Consider unit vectors pointing along the X, Y, and Z axes. Consider also a bivector X ^ Y, which has unit magnitude, and is oriented with the “right side” pointing in the same direction as our Z vector.
Now, flip the whole space around as though you are looking at it in a mirror. You can do this by e.g. negating any of our three vectors. In the resulting space, the X ^ Y bivector is now oriented in the opposite direction from the Z vector. (Thinking about the right-hand rule, consider that a right hand viewed in the mirror looks like a left hand. So if we apply the right-hand rule to the mirrored space, it will point in the opposite direction from how it pointed in the non-mirrored space.) If you take the “pseudovector” view of it—treating X ^ Y as something like a vector pointing along the Z axis, instead of a plane oriented towards the +Z axis—you will see where the “psuedo” comes from. Reflecting the space in a mirror causes the vector and the pseudovector, which pointed in the same direction before, to now point in opposite directions.

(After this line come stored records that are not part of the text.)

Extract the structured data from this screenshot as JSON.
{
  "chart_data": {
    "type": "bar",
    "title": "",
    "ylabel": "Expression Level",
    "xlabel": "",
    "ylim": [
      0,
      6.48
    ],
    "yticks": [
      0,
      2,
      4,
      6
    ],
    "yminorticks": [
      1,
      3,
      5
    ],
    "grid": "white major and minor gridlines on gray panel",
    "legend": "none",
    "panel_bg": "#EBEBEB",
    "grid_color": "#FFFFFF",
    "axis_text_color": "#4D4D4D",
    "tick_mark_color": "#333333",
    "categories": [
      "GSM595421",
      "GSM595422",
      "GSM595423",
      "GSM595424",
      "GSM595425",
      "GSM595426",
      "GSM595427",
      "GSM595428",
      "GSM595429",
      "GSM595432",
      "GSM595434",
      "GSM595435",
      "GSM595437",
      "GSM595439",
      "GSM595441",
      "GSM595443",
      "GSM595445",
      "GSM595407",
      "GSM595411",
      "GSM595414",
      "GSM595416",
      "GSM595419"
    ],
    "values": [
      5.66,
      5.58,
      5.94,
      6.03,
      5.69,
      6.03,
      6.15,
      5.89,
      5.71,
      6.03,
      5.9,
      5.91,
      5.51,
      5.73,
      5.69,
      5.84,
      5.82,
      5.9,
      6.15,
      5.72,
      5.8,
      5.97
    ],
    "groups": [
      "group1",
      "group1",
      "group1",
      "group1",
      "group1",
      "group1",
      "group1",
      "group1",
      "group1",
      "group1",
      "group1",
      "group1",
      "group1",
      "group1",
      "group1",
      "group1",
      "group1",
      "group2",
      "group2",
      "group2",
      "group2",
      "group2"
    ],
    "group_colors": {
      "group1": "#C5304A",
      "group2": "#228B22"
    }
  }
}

If you haven’t encountered this before, it’s probably going to seem like sophistry or handwaving, sorry. All I can say to that is, I promise this actually makes a difference, although I cannot adequately explain why at this time.
The cross product
This all comes around to why people say things like “the cross product doesn’t really give a vector!” Because if you look at the universe in a mirror, the result of the cross product does not behave like a vector. It will not appear mirrored like regular vectors, because its direction depends on handedness, and mirrors reverse handedness.
This also explains why sometimes people say “the cross product gives a bivector” and other people say “the cross product gives a pseudovector”. In 3-dimensional space, which is the only place the cross product is well-defined, the two are equivalent.
I’ve got a very good intuition about foo-vectors from Let’s remove Quaternions from every 3D Engine post.
Actually, I think that post is probably what triggered me to write this originally, and I forgot that by the time I wrote it (or I would have added a link.) Thanks for the reminder!
Ok, but how do you actually “and so on” the orientability here? I have not actually tried to picture how you orient a 3-vector in a higher space. And I’m suspicious about my analogy between 1-vector and 2-vector orientation until I can picture that. (You can orient a plane by picking one of the two halves it divides a 3-d volume into, but you normally orient a line by thinking about the ends, not the sides where it divides the plane. Does that matter?)
I think the way this all works is a lot more subtle than I’ve been imagining, and probably some of the stuff in the original shortform about orientation is wrong.